Some of the most unforgettable moments in the history of sports—Nadia Comaneci’s perfect 10 at the 1976 Summer Olympics, Torvill and Dean’s erotic ice ballet at the 1984 Winter Olympics, Evel Knievel’s double-decker bus jump at Wembley in 1975—all have one common denominator: ABC’s Wide World of Sports. From 1961 through 1998, the groundbreaking anthology show brought the sporting universe to American television sets with dramatic coverage of major events across the globe. Along with the show’s legendary producer, Roone Arledge, came an army of technical wizards and visionary directors including Doug Wilson, the 1993 DGA Lifetime Achievement in Sports Direction winner, who helped man the ship for the better part of three decades, and is responsible for capturing many of the sports moments forever etched in the public consciousness. Wilson’s new memoir, The World Was Our Stage: Spanning the Globe with ABC Sports, is a loving tribute to that halcyon, golden age of sports directing, and a fascinating behind-the-scenes account of what it was like to bring viewers “the thrill of victory, and the agony of defeat,” week in, week out.

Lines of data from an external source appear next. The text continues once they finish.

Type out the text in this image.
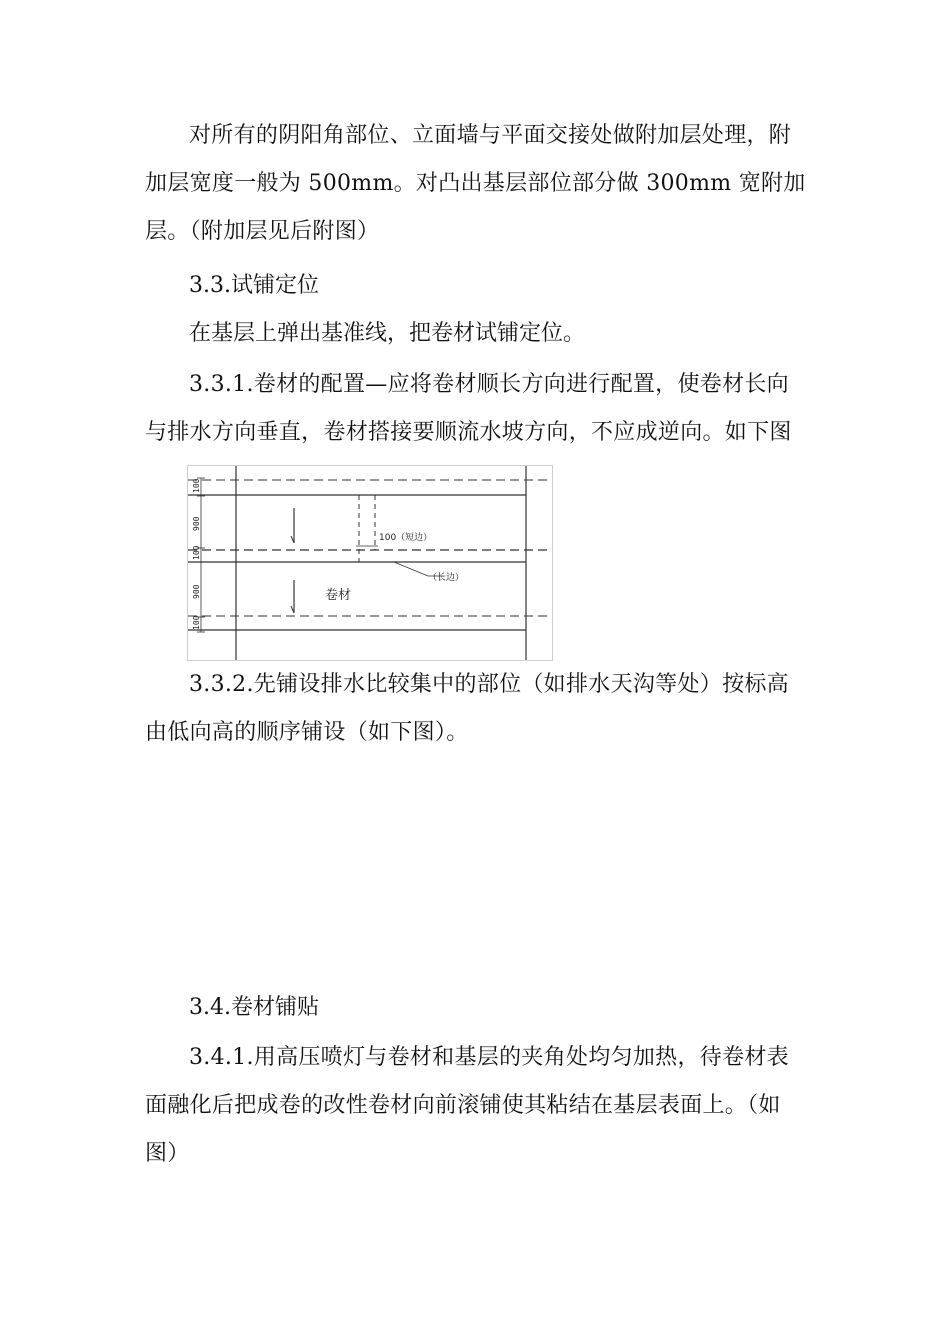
对所有的阴阳角部位、立面墙与平面交接处做附加层处理，附加层宽度一般为 500mm。对凸出基层部位部分做 300mm 宽附加层。（附加层见后附图）

3.3.试铺定位

在基层上弹出基准线，把卷材试铺定位。

3.3.1.卷材的配置—应将卷材顺长方向进行配置，使卷材长向与排水方向垂直，卷材搭接要顺流水坡方向，不应成逆向。如下图

100
900
100
900
100
100（短边）
（长边）
卷材

3.3.2.先铺设排水比较集中的部位（如排水天沟等处）按标高由低向高的顺序铺设（如下图）。

3.4.卷材铺贴

3.4.1.用高压喷灯与卷材和基层的夹角处均匀加热，待卷材表面融化后把成卷的改性卷材向前滚铺使其粘结在基层表面上。（如图）
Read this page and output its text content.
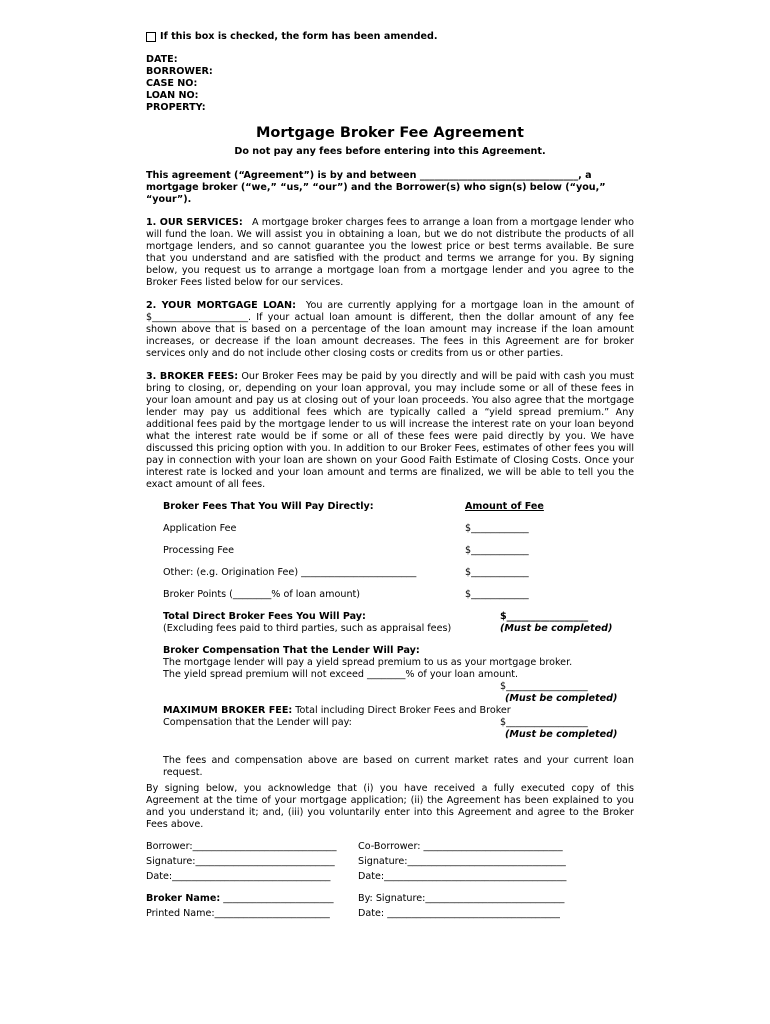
If this box is checked, the form has been amended.
DATE:
BORROWER:
CASE NO:
LOAN NO:
PROPERTY:
Mortgage Broker Fee Agreement
Do not pay any fees before entering into this Agreement.
This agreement (“Agreement”) is by and between _________________________________, a mortgage broker (“we,” “us,” “our”) and the Borrower(s) who sign(s) below (“you,” “your”).
1. OUR SERVICES: A mortgage broker charges fees to arrange a loan from a mortgage lender who will fund the loan. We will assist you in obtaining a loan, but we do not distribute the products of all mortgage lenders, and so cannot guarantee you the lowest price or best terms available. Be sure that you understand and are satisfied with the product and terms we arrange for you. By signing below, you request us to arrange a mortgage loan from a mortgage lender and you agree to the Broker Fees listed below for our services.
2. YOUR MORTGAGE LOAN: You are currently applying for a mortgage loan in the amount of $____________________. If your actual loan amount is different, then the dollar amount of any fee shown above that is based on a percentage of the loan amount may increase if the loan amount increases, or decrease if the loan amount decreases. The fees in this Agreement are for broker services only and do not include other closing costs or credits from us or other parties.
3. BROKER FEES: Our Broker Fees may be paid by you directly and will be paid with cash you must bring to closing, or, depending on your loan approval, you may include some or all of these fees in your loan amount and pay us at closing out of your loan proceeds. You also agree that the mortgage lender may pay us additional fees which are typically called a “yield spread premium.” Any additional fees paid by the mortgage lender to us will increase the interest rate on your loan beyond what the interest rate would be if some or all of these fees were paid directly by you. We have discussed this pricing option with you. In addition to our Broker Fees, estimates of other fees you will pay in connection with your loan are shown on your Good Faith Estimate of Closing Costs. Once your interest rate is locked and your loan amount and terms are finalized, we will be able to tell you the exact amount of all fees.
Broker Fees That You Will Pay Directly:	Amount of Fee
Application Fee	$____________
Processing Fee	$____________
Other: (e.g. Origination Fee) ________________________	$____________
Broker Points (________% of loan amount)	$____________
Total Direct Broker Fees You Will Pay:	$_________________
(Excluding fees paid to third parties, such as appraisal fees)	(Must be completed)
Broker Compensation That the Lender Will Pay:
The mortgage lender will pay a yield spread premium to us as your mortgage broker.
The yield spread premium will not exceed ________% of your loan amount.
$_________________
(Must be completed)
MAXIMUM BROKER FEE: Total including Direct Broker Fees and Broker
Compensation that the Lender will pay:	$_________________
(Must be completed)
The fees and compensation above are based on current market rates and your current loan request.
By signing below, you acknowledge that (i) you have received a fully executed copy of this Agreement at the time of your mortgage application; (ii) the Agreement has been explained to you and you understand it; and, (iii) you voluntarily enter into this Agreement and agree to the Broker Fees above.
Borrower:______________________________ Co-Borrower: _____________________________
Signature:_____________________________ Signature:_________________________________
Date:_________________________________	Date:______________________________________
Broker Name: _______________________	By: Signature:_____________________________
Printed Name:________________________	Date: ____________________________________
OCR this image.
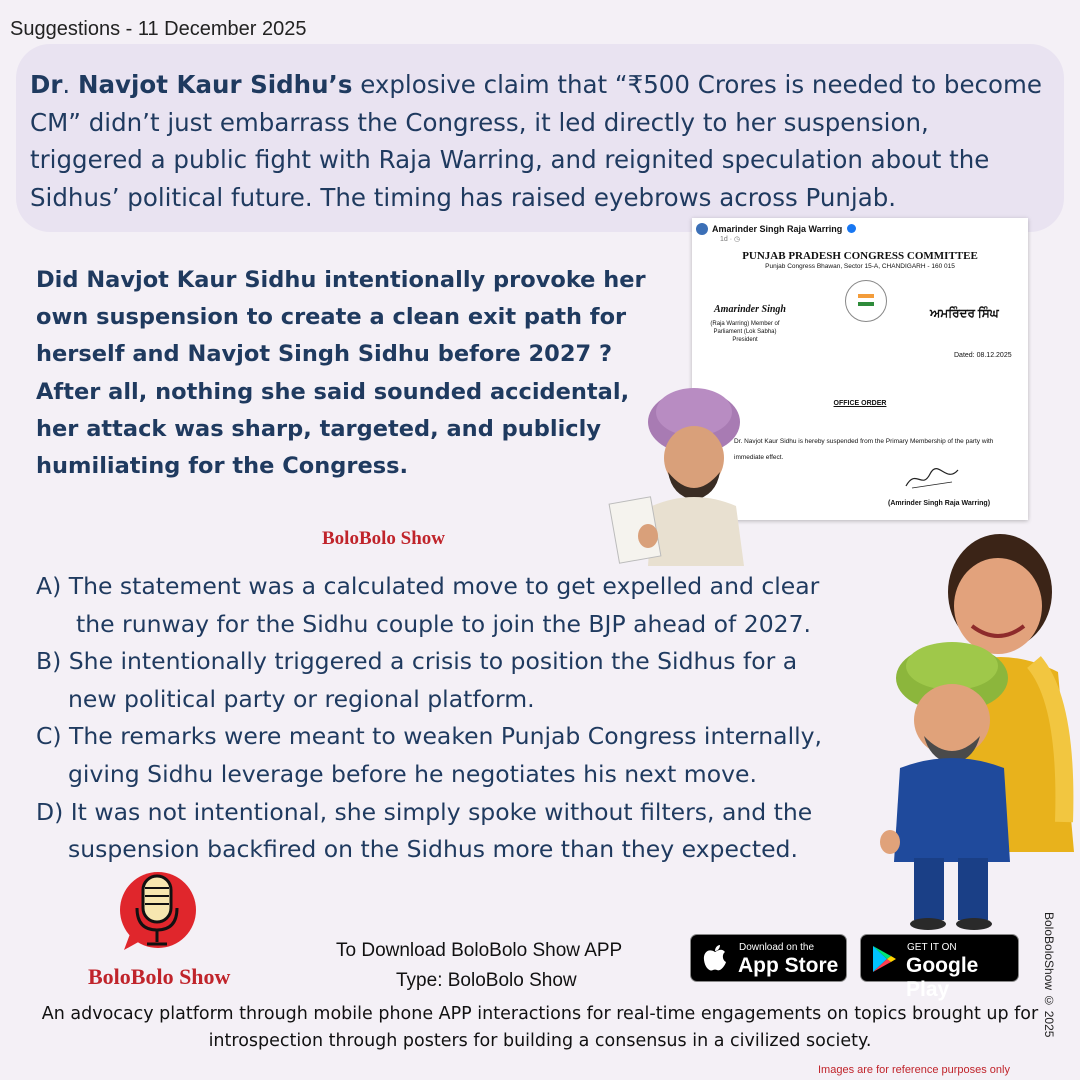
Suggestions - 11 December 2025
Dr. Navjot Kaur Sidhu’s explosive claim that “₹500 Crores is needed to become CM” didn’t just embarrass the Congress, it led directly to her suspension, triggered a public fight with Raja Warring, and reignited speculation about the Sidhus’ political future. The timing has raised eyebrows across Punjab.
Did Navjot Kaur Sidhu intentionally provoke her own suspension to create a clean exit path for herself and Navjot Singh Sidhu before 2027 ? After all, nothing she said sounded accidental, her attack was sharp, targeted, and publicly humiliating for the Congress.
BoloBolo Show
Amarinder Singh Raja Warring
1d · ◷
PUNJAB PRADESH CONGRESS COMMITTEE
Punjab Congress Bhawan, Sector 15-A, CHANDIGARH - 160 015
Amarinder Singh
(Raja Warring) Member of Parliament (Lok Sabha) President
ਅਮਰਿੰਦਰ ਸਿੰਘ
Dated: 08.12.2025
OFFICE ORDER
Dr. Navjot Kaur Sidhu is hereby suspended from the Primary Membership of the party with immediate effect.
(Amrinder Singh Raja Warring)
A) The statement was a calculated move to get expelled and clear
the runway for the Sidhu couple to join the BJP ahead of 2027.
B) She intentionally triggered a crisis to position the Sidhus for a
new political party or regional platform.
C) The remarks were meant to weaken Punjab Congress internally,
giving Sidhu leverage before he negotiates his next move.
D) It was not intentional, she simply spoke without filters, and the
suspension backfired on the Sidhus more than they expected.
BoloBolo Show
To Download BoloBolo Show APP
Type: BoloBolo Show
Download on the
App Store
GET IT ON
Google Play
An advocacy platform through mobile phone APP interactions for real-time engagements on topics brought up for introspection through posters for building a consensus in a civilized society.
BoloBoloShow © 2025
Images are for reference purposes only
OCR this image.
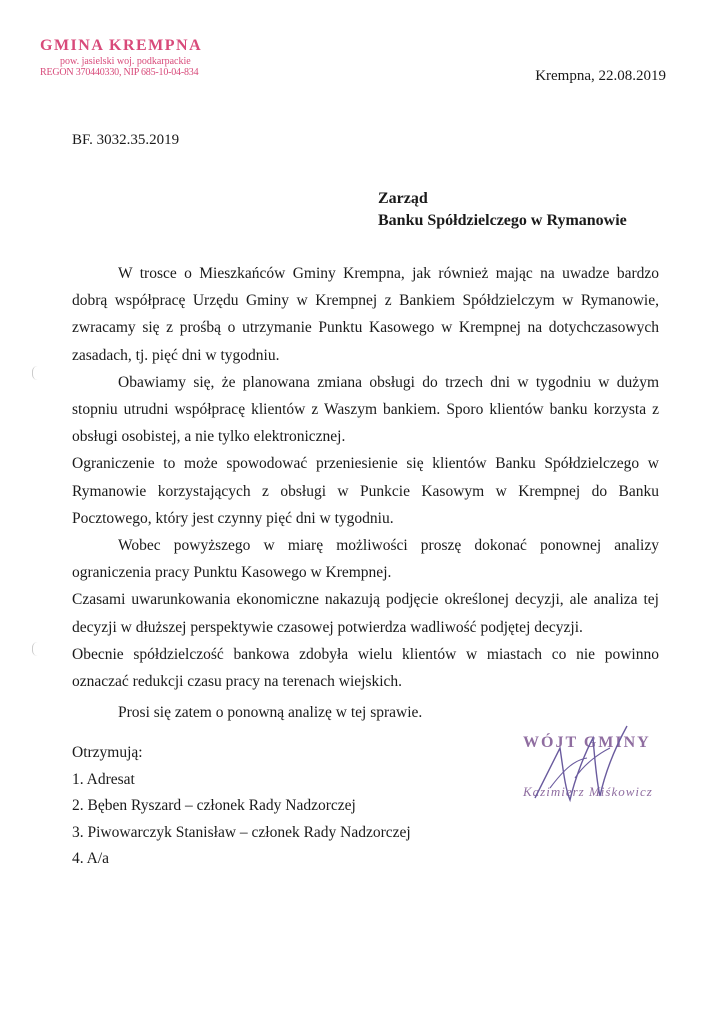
GMINA KREMPNA
pow. jasielski woj. podkarpackie
REGON 370440330, NIP 685-10-04-834	Krempna, 22.08.2019
BF. 3032.35.2019
Zarząd
Banku Spółdzielczego w Rymanowie

W trosce o Mieszkańców Gminy Krempna, jak również mając na uwadze bardzo dobrą współpracę Urzędu Gminy w Krempnej z Bankiem Spółdzielczym w Rymanowie, zwracamy się z prośbą o utrzymanie Punktu Kasowego w Krempnej na dotychczasowych zasadach, tj. pięć dni w tygodniu.

Obawiamy się, że planowana zmiana obsługi do trzech dni w tygodniu w dużym stopniu utrudni współpracę klientów z Waszym bankiem. Sporo klientów banku korzysta z obsługi osobistej, a nie tylko elektronicznej.

Ograniczenie to może spowodować przeniesienie się klientów Banku Spółdzielczego w Rymanowie korzystających z obsługi w Punkcie Kasowym w Krempnej do Banku Pocztowego, który jest czynny pięć dni w tygodniu.

Wobec powyższego w miarę możliwości proszę dokonać ponownej analizy ograniczenia pracy Punktu Kasowego w Krempnej.

Czasami uwarunkowania ekonomiczne nakazują podjęcie określonej decyzji, ale analiza tej decyzji w dłuższej perspektywie czasowej potwierdza wadliwość podjętej decyzji.

Obecnie spółdzielczość bankowa zdobyła wielu klientów w miastach co nie powinno oznaczać redukcji czasu pracy na terenach wiejskich.

Prosi się zatem o ponowną analizę w tej sprawie.

Otrzymują:
1. Adresat
2. Bęben Ryszard – członek Rady Nadzorczej
3. Piwowarczyk Stanisław – członek Rady Nadzorczej
4. A/a
WÓJT GMINY
Kazimierz Miśkowicz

Recruited by Arledge to the fledgling franchise in 1963, Wilson understood the immediacy of drama and the audience’s need to feel the atmosphere and flavor of, not just the event, but the athletes, their stories, and world around them. With that in mind, Wilson and the other directors of Wide World of Sports created the foundation of sports coverage that is seen to this day. Wilson stresses it wasn’t the technological ‘firsts’ that made the program so revolutionary, it was the approach to the material: treating sporting events as dramatic live theater.

Wilson leads us through his on-the-job training and how he drew on examples he’d seen on live TV drama. “Directing has its technical side, in which the fundamentals are based,” he says, “but more importantly it has an artistic side.” It is that artistry that allowed Wilson to bring some of the greatest moments in sports into our homes.